In 1977, Harvey Milk of San Francisco ran for City Supervisor on a message of hope and civil rights for homosexuals. Winning the election, he became to first openly homosexual person to win an election in a major US city.
After the election, Milk turned to his friend and fashion designer, Gilbert Baker to create a positive symbol of unity and hope for the gay community. A pink triangle had previously been used for that purpose but the symbol was tainted and controversial due to its former association with Nazism. Inspired to create something fresh and vivid, Baker dyed fabric in eight shades, each with its own meaning.
- Hot pink - sexuality
- Red – life
- Orange – healing
- Yellow – warmth
- Green – nature
- Blue – art
- Indigo – harmony
- Violet – spirit
In 1978, the first Rainbow flags were flown at the Gay Freedom Parade. The symbol started to catch on, so Baker headed to a manufacturer to have the flags mass-produced. However, hot pink fabric was not available, so the first stripe was eliminated, resulting in the first revision.

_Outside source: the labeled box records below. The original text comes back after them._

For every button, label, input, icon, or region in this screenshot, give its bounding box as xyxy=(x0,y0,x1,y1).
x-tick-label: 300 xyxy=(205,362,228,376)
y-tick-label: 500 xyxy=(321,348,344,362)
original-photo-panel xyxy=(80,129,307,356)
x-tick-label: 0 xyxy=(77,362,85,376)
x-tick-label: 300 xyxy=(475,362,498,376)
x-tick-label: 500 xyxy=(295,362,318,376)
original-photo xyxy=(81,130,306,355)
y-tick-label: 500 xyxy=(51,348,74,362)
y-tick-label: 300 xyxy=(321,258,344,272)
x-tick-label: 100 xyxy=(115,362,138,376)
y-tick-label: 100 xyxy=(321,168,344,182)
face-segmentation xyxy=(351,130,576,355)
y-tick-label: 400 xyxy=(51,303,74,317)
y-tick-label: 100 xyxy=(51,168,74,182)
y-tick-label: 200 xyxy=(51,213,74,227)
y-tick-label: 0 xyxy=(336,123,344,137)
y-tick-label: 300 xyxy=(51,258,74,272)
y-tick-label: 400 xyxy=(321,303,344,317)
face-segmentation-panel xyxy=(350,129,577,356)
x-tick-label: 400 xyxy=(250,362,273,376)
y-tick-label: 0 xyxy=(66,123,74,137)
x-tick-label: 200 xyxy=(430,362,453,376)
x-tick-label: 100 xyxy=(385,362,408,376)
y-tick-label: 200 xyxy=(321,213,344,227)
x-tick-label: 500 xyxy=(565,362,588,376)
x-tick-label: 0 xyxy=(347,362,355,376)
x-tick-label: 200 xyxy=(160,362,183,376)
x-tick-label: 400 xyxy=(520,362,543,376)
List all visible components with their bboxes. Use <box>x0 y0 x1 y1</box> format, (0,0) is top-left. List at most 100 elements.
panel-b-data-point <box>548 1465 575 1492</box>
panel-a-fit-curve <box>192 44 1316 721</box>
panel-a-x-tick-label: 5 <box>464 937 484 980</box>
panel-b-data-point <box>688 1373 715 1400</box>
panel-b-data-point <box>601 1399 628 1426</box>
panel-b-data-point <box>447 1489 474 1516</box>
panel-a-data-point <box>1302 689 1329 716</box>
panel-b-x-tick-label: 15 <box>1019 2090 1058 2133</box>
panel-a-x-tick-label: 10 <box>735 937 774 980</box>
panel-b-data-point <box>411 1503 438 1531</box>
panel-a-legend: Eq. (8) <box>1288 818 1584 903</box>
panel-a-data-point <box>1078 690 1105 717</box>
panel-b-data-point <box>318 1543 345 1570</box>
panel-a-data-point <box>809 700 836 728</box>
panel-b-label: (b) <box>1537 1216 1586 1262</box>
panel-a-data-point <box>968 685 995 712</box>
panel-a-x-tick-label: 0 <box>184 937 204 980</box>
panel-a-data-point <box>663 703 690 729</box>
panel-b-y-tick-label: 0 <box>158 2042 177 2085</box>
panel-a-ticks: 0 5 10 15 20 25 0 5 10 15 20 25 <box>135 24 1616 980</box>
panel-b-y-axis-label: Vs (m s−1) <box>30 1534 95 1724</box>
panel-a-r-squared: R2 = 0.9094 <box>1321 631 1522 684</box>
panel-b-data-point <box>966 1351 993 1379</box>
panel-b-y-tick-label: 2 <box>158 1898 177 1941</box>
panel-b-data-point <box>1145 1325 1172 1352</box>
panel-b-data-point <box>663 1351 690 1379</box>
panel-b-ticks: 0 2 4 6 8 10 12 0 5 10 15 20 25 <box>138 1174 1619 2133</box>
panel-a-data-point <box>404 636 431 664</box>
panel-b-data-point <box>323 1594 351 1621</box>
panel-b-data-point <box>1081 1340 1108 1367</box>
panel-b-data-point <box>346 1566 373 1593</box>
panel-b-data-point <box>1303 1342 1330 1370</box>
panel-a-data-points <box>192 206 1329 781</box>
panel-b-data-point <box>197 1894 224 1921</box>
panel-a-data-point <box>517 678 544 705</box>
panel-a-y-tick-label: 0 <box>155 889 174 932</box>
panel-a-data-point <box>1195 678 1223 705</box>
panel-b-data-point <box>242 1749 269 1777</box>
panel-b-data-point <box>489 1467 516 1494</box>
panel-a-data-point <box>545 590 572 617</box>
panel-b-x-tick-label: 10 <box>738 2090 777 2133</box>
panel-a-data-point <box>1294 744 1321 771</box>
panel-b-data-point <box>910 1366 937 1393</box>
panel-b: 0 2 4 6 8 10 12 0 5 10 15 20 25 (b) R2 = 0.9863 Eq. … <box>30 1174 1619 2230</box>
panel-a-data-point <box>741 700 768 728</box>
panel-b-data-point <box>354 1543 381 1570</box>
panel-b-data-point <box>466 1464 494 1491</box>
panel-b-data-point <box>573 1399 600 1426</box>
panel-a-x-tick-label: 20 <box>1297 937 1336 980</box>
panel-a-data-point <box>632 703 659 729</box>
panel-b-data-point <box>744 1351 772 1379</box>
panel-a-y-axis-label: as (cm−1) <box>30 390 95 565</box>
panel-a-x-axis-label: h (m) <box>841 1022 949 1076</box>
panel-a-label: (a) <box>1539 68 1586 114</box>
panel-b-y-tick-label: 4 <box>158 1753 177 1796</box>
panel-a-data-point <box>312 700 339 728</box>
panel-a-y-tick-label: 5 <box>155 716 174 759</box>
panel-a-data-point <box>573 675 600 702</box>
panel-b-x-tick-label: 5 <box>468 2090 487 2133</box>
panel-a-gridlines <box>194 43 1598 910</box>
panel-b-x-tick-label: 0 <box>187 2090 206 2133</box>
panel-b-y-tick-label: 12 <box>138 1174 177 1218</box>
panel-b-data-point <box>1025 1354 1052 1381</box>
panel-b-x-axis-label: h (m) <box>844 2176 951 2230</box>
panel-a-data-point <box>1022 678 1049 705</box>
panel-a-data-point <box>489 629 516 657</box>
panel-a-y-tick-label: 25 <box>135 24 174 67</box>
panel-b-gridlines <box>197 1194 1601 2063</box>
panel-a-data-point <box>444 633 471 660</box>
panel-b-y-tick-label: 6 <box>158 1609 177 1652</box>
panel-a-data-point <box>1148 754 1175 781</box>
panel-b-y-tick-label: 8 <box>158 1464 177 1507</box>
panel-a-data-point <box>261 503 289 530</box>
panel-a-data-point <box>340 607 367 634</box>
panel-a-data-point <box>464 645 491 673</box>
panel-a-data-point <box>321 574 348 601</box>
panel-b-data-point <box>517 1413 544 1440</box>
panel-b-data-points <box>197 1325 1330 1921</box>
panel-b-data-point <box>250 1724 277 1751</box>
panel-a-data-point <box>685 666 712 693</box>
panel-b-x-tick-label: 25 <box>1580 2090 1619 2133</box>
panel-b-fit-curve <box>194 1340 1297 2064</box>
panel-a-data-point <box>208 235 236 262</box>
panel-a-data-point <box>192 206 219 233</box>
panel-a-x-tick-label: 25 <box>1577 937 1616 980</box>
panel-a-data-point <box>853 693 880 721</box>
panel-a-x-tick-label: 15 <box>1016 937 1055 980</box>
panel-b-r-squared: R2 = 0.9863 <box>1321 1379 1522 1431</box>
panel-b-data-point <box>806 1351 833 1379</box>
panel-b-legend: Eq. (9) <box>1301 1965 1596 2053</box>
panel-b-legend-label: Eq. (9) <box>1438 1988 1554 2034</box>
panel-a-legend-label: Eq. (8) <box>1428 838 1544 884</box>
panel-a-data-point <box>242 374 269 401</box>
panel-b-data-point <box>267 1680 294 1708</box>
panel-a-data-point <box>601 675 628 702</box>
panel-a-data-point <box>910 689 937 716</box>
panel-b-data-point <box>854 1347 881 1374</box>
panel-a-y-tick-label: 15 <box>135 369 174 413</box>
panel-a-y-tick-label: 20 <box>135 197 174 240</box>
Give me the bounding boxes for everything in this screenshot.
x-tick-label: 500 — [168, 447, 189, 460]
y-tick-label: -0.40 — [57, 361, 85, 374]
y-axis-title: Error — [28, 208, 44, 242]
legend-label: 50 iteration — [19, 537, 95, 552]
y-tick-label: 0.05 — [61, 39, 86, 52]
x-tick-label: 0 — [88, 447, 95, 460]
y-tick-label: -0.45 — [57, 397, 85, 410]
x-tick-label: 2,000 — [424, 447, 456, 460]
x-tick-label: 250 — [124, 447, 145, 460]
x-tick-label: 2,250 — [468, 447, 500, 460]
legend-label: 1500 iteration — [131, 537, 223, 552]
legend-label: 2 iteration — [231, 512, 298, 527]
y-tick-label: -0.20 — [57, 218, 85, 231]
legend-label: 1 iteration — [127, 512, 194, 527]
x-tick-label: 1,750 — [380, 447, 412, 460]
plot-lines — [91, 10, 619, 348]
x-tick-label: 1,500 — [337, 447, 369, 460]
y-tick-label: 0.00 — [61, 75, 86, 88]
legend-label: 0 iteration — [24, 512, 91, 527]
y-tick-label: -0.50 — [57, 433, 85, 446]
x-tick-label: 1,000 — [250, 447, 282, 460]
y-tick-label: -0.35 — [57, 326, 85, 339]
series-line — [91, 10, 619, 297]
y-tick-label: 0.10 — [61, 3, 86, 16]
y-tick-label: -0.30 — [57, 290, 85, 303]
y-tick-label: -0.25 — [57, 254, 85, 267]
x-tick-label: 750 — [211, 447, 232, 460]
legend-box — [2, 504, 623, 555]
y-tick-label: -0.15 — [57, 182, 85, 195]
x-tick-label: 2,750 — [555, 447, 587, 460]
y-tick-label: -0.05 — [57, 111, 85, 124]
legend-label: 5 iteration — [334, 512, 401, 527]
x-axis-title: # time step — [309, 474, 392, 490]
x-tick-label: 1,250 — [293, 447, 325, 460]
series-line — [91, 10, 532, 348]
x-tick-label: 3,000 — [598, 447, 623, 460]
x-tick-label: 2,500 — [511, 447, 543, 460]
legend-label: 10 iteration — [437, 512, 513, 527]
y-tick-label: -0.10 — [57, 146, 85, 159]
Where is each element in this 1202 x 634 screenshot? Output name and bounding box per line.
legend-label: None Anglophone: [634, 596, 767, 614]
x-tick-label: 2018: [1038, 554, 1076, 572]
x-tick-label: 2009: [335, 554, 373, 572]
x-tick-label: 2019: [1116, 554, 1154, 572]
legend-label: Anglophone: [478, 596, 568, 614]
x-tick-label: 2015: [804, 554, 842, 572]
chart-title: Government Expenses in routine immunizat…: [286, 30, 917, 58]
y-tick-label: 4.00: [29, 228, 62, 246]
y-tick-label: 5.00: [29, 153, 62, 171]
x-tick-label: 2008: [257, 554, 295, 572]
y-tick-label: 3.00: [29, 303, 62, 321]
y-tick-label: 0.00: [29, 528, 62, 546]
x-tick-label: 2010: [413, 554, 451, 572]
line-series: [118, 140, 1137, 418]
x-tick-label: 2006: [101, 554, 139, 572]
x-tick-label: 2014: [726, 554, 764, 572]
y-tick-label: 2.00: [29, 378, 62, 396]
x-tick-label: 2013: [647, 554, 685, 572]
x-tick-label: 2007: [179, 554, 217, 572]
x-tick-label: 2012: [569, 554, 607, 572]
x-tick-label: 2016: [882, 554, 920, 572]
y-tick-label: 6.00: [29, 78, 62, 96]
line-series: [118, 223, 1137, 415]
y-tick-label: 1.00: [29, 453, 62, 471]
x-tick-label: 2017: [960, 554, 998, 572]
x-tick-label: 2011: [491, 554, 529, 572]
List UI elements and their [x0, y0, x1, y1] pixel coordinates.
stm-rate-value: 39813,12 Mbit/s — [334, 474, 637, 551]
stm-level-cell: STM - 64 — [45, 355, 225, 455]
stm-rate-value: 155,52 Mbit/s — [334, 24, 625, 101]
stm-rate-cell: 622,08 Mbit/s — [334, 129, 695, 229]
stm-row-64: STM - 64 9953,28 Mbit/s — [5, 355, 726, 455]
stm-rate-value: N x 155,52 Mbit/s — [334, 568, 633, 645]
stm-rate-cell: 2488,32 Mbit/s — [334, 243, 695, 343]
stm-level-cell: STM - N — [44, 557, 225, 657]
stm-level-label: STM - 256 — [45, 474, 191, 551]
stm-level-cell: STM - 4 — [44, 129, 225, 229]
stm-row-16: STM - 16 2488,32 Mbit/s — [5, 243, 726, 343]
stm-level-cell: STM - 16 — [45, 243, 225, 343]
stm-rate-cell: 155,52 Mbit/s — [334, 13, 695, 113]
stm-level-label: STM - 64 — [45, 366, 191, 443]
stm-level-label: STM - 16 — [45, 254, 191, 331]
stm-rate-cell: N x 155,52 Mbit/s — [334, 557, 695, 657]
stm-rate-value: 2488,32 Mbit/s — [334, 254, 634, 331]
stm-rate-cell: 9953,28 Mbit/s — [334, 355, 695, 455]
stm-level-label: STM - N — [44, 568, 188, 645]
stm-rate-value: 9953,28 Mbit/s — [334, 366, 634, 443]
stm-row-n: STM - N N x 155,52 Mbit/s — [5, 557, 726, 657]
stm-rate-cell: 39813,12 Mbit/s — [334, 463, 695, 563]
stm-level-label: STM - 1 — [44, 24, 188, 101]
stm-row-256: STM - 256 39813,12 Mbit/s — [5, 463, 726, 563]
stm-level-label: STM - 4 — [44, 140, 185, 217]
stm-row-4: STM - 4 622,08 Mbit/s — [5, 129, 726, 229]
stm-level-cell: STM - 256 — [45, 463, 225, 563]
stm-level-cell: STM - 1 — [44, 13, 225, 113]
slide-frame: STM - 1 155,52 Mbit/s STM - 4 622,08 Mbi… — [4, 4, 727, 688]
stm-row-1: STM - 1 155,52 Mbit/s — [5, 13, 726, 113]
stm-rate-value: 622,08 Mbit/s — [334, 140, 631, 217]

After just 11 months in office, Harvey Milk was assassinated at City Hall, sending shock waves through the gay community and increasing demand for the flags. The Gay Freedom Day Committee made a rush decision to line the streets with the flags for the annual parade, but needed an even number of stripes for display purposes. The indigo stripe was eliminated, resulting in the six-stripe version most often used today.
Today the rainbow flag is a symbol of joy, hope, and unity. Fly made in USA versions from flag poles in a variety of ways. For this flexible flag, there is no single way to display it. It may be hung with either the red or violet stripe on top, or in portrait position.